6,852 sessions. 234,760 tool calls. 17,871 thinking blocks. An AMD AI director ran the numbers on Claude Code and reached a blunt verdict: "Claude cannot be trusted to perform complex engineering tasks."
Thinking blocks are the internal reasoning steps Claude generates before taking action - essentially the model working through a problem before committing to a move. By that measure, Claude Code became 67% less thorough. The number of files it read before making edits fell from 6.6 to 2.0, meaning the model went from carefully reviewing nearly seven files before touching code to barely glancing at two. It also started editing files it hadn't read at all.
Stop-hook violations - instances where the model breaks out of its defined behavioral constraints - went from zero to 10 per day.
Then came the detail that reframes all of it: Anthropic acknowledged they had silently changed the default effort level. The exact scope of that admission isn't fully public, but the implication is clear. What developers were seeing wasn't random degradation or hallucination. It was a deliberate, undisclosed tuning decision that made Claude less thorough by default.

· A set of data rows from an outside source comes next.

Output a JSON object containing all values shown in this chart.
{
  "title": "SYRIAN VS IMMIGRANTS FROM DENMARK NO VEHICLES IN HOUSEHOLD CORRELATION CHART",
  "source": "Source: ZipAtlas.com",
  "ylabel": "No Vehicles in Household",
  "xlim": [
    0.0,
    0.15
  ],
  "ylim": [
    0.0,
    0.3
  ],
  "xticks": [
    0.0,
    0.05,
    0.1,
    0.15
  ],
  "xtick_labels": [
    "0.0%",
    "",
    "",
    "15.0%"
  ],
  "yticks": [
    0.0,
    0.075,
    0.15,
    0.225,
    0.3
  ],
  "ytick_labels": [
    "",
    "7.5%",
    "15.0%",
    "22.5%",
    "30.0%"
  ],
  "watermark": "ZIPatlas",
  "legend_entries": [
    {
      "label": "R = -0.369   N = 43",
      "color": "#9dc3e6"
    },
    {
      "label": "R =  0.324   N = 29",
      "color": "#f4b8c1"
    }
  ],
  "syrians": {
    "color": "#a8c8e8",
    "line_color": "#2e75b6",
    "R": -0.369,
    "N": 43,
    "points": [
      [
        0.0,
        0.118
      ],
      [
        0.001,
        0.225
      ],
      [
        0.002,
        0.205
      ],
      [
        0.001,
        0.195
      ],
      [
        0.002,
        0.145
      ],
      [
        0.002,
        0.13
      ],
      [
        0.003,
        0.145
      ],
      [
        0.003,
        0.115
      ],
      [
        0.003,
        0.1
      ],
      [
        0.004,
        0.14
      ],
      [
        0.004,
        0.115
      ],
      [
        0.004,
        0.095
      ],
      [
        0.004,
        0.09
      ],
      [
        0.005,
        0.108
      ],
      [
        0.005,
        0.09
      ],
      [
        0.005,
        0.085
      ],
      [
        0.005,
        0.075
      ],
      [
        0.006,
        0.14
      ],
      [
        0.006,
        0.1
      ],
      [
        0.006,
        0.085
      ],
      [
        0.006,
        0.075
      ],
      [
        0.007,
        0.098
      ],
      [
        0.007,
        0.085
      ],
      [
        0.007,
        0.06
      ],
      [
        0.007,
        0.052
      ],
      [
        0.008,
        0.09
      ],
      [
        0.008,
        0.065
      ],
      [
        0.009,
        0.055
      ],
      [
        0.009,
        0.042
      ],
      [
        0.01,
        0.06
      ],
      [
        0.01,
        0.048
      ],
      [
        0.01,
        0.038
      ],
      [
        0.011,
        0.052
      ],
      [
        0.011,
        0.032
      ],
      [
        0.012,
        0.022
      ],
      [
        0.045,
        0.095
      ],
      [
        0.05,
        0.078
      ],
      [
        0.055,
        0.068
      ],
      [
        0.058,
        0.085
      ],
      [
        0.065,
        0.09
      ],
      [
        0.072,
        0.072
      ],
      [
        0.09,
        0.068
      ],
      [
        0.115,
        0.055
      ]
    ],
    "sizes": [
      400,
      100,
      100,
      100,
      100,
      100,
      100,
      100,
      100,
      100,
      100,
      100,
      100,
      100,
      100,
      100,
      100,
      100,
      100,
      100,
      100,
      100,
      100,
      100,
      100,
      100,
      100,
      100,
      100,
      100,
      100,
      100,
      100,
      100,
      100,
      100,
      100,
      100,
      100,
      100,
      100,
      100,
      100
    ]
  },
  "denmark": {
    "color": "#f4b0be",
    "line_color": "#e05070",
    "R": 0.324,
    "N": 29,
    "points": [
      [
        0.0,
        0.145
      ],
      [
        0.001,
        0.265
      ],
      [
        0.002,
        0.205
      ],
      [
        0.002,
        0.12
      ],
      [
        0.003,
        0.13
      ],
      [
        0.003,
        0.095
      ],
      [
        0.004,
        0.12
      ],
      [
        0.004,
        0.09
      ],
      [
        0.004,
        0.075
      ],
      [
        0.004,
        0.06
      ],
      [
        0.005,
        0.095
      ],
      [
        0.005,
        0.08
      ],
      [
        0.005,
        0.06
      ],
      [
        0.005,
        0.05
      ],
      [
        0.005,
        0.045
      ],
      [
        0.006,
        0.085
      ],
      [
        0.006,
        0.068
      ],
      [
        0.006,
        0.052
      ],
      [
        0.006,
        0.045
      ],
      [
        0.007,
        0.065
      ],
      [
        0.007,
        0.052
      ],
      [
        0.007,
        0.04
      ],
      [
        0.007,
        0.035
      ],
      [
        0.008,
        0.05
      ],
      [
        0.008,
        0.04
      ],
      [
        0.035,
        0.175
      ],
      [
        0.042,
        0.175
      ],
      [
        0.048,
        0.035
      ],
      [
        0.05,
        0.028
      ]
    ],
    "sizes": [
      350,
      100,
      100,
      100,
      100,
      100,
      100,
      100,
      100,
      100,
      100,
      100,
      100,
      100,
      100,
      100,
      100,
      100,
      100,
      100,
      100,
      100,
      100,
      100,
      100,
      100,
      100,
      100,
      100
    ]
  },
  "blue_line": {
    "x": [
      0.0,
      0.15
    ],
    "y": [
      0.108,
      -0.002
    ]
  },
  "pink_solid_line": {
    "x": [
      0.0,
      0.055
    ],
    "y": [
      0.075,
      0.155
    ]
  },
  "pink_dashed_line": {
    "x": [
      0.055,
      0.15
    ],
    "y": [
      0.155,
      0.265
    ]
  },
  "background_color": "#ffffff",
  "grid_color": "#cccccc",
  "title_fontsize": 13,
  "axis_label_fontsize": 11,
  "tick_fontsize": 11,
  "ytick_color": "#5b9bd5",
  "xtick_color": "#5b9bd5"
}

Why Silent Changes Are Worse Than Announced Ones
For teams who built coding workflows around Claude Code, this is the real problem. If Anthropic publishes a changelog stating they reduced default reasoning depth to lower inference costs (the compute required to run the model), developers can adjust - tighten prompts, add verification steps, update their expectations. When the change happens quietly, teams find out the hard way: in a broken deployment, a missed bug, or a refactor that touches files the model never examined.
The analysis also exposes a gap in how AI coding tools are evaluated. Benchmarks published at release don't capture ongoing behavioral drift. There's no standard mechanism for developers to audit whether the Claude they're running today matches the Claude they tested last quarter. A model that reads 6.6 files before editing is meaningfully different from one that reads 2.0 - and that difference matters for whether you can trust it with a production codebase.
Anthropic has not published a formal response to the specific findings.